【薬事検討会が初会合】企業判断で小児薬開発計画~成人用開発時に策定促す
厚生労働省の「創薬力の強化・安定供給の確保等のための薬事規制のあり方に関する検討会」は10日に初会合を開き、小児用医薬品の開発促進に向けた仕組みとして、成人用の開発時に企業判断で小児用の開発計画を策定し、医薬品医療機器総合機構(PMDA)が確認する厚労省案を大筋で合意した。日本製薬工業協会の構成員から「企業に小児用医薬品の開発計画策定を促すインセンティブが明確にならないと提案に賛成できない」との意見が出たため、小児用医薬品開発のインセンティブに対する考え方については今後の検討会で示す方向だ。
同検討会は、「医薬品の迅速・安定供給実現に向けた総合対策に関する有識者検討会」の取りまとめで指摘されたドラッグロス問題の解消や、安定供給の確保、小児用医薬品開発の促進等を図るため、薬事規制のあり方を検討していく。月に1回のペースで開催し、12月から年度内に取りまとめるが、予算に関連せずに運用を開始できる検討課題は取りまとめを待たず実施する方針だ。
この日の初会合では、小児用医薬品の開発を促進する仕組みについて欧米同様に小児用の開発を義務付けすべきとの意見も指摘される中、厚労省は「成人用医薬品の開発が滞る可能性がある」と指摘。新有効成分、新効能の医薬品については、成人用の開発時に企業判断で小児用の開発計画を策定し、PMDAが確認する仕組みを設けることを提案した。確認された計画については必要な準備を進めた上で、治験届を提出することとした。
厚労省の提案は大筋で了承されたものの、企業の開発計画を促すインセンティブを別枠で検討する方向性に対しては、柏谷祐司構成員(日本製薬工業協会薬事委員会委員長)が「再審査期間延長や治験環境の改善などのインセンティブを明確にしてもらわないと、企業として何をどこまでできるかはっきりしない。今回の検討に先立ってどのようなインセンティブを考えているのか示していただきたい」と主張した。
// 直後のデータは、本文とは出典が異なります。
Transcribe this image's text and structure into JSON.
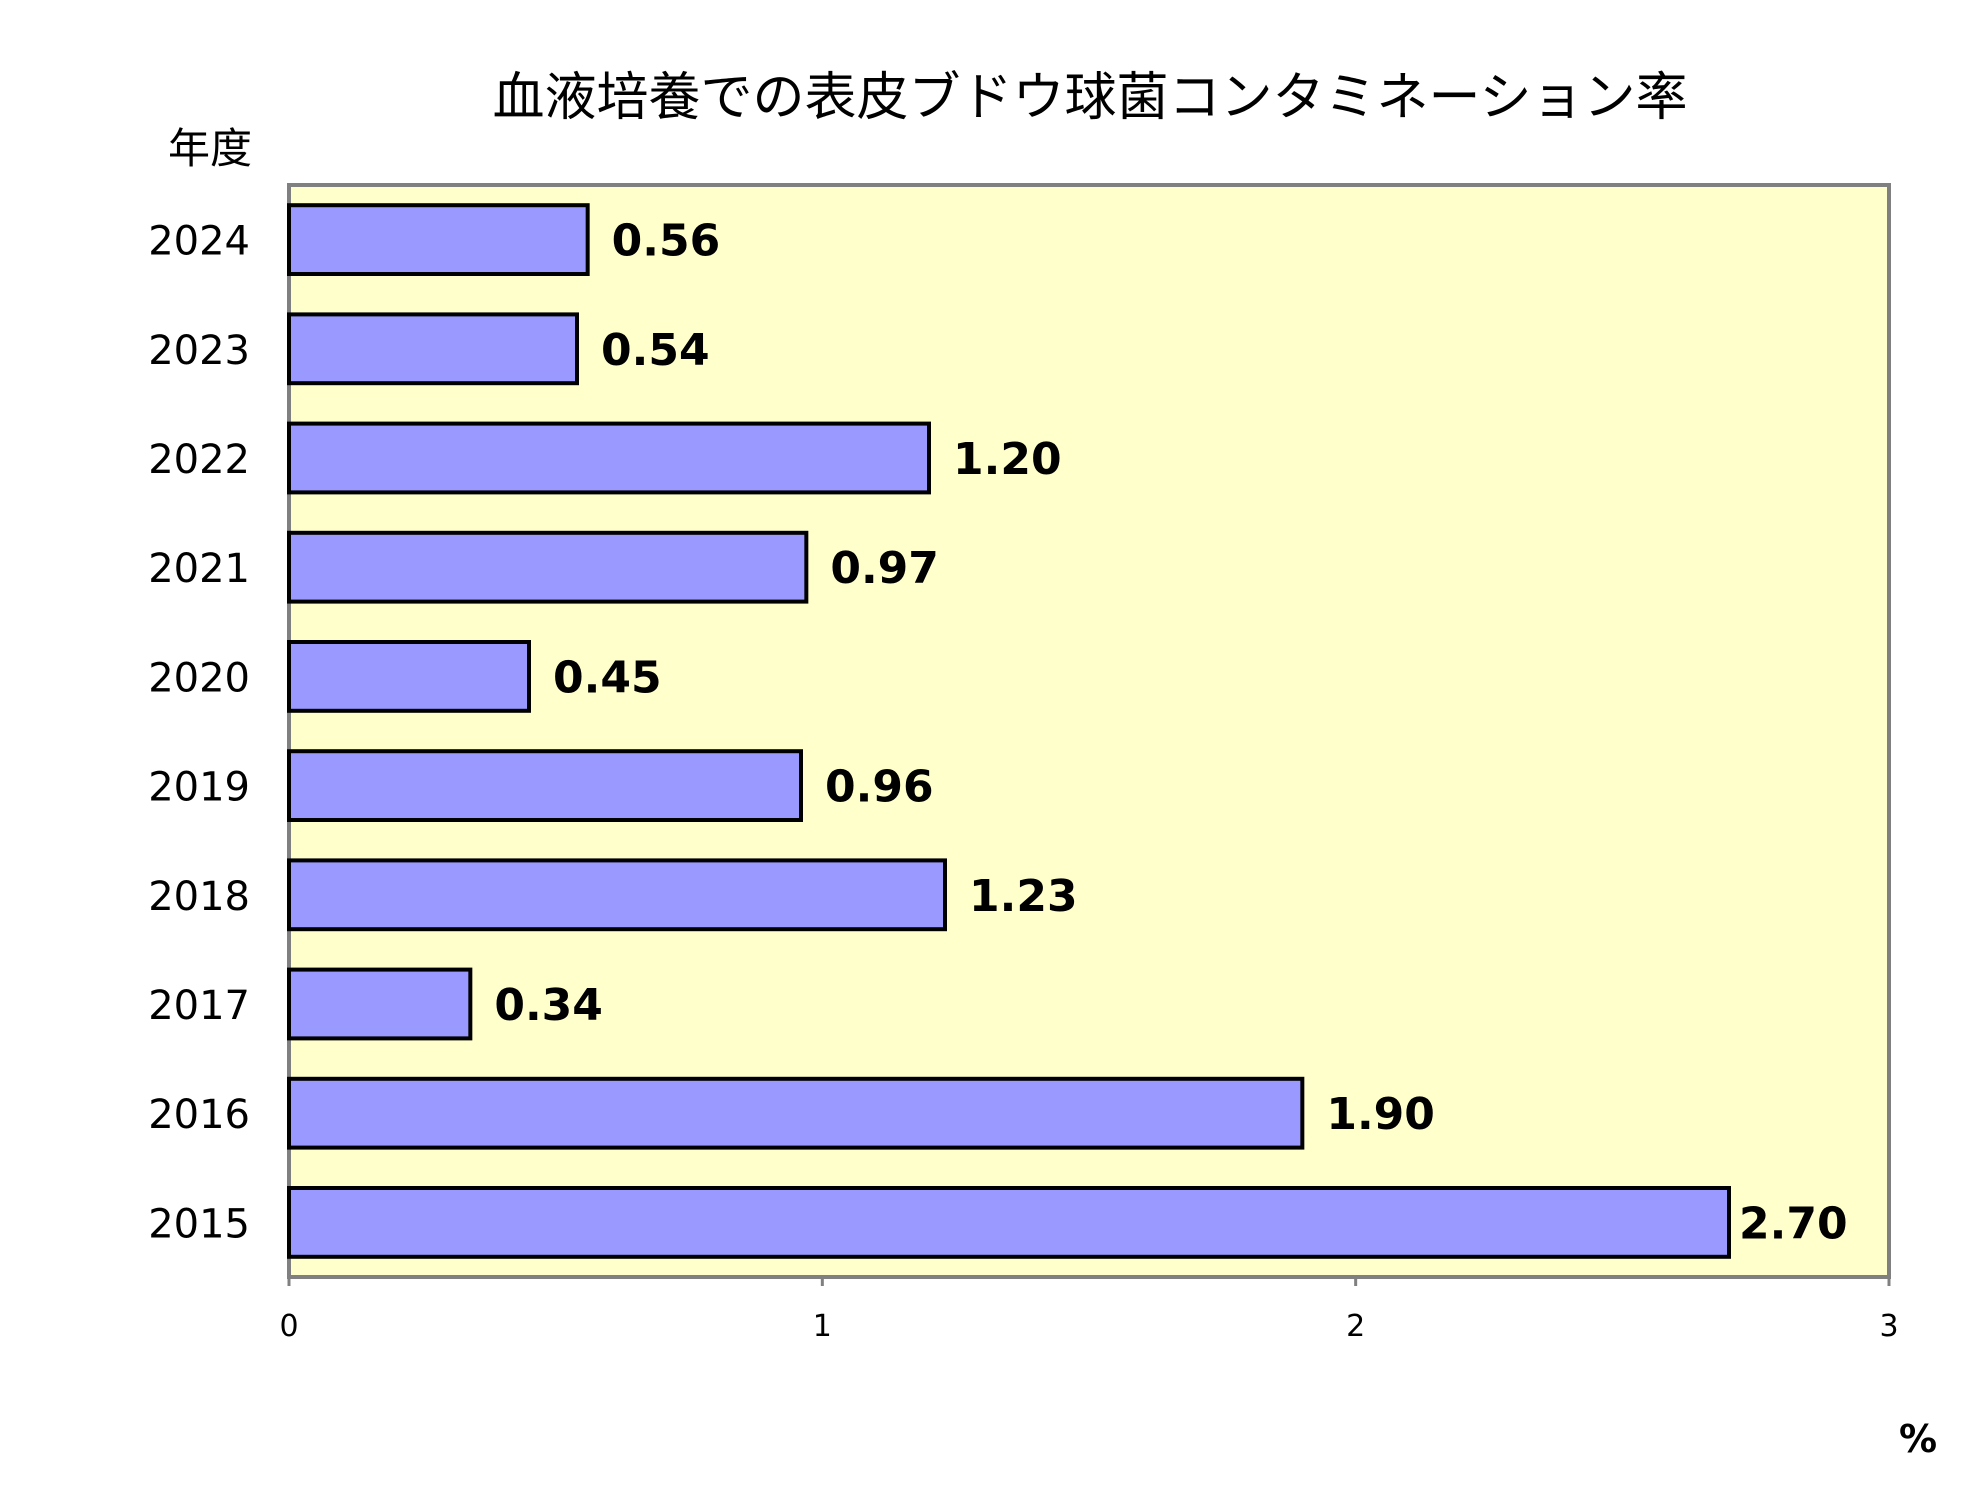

眞島喜幸構成員(日本希少がん患者会ネットワーク理事長)も、「小児用医薬品の開発を義務化ではなく任意とするのであれば、様々なインセンティブについて検討していただいて、それを俎上に上げて議論してもらえるとありがたい」と同調した。
これに対し厚労省は、「インセンティブには様々な可能性があり、例えば薬価は中央社会保険医療協議会のように別の会議体が必要になるので現段階で回答が難しい」と明言を避けた。インセンティブに対する考え方を整理し、後日の検討会で提示する方針だ。
既承認医薬品については、特定用途医薬品指定制度を引き続き活用しつつ、さらなる活用に向けた制度のあり方を検討することとした。構成員からは「特定用途医薬品の適用事例が1件しかないため、もっと活用しやすくすることが必要」との意見が相次ぎ、制度の見直しを求める声も出た。
出典:薬事日報
薬+読 編集部からのコメント
7月10日に厚労省の「創薬力の強化・安定供給の確保等のための薬事規制のあり方に関する検討会」が初会合を開催。小児用医薬品の開発促進に向けた仕組みとして、成人用開発時に企業判断で小児用の開発計画を策定し、医薬品医療機器総合機構が確認する厚労省案を大筋で合意しました。小児用医薬品開発のインセンティブに対する考え方については今後の検討会で示される方向です。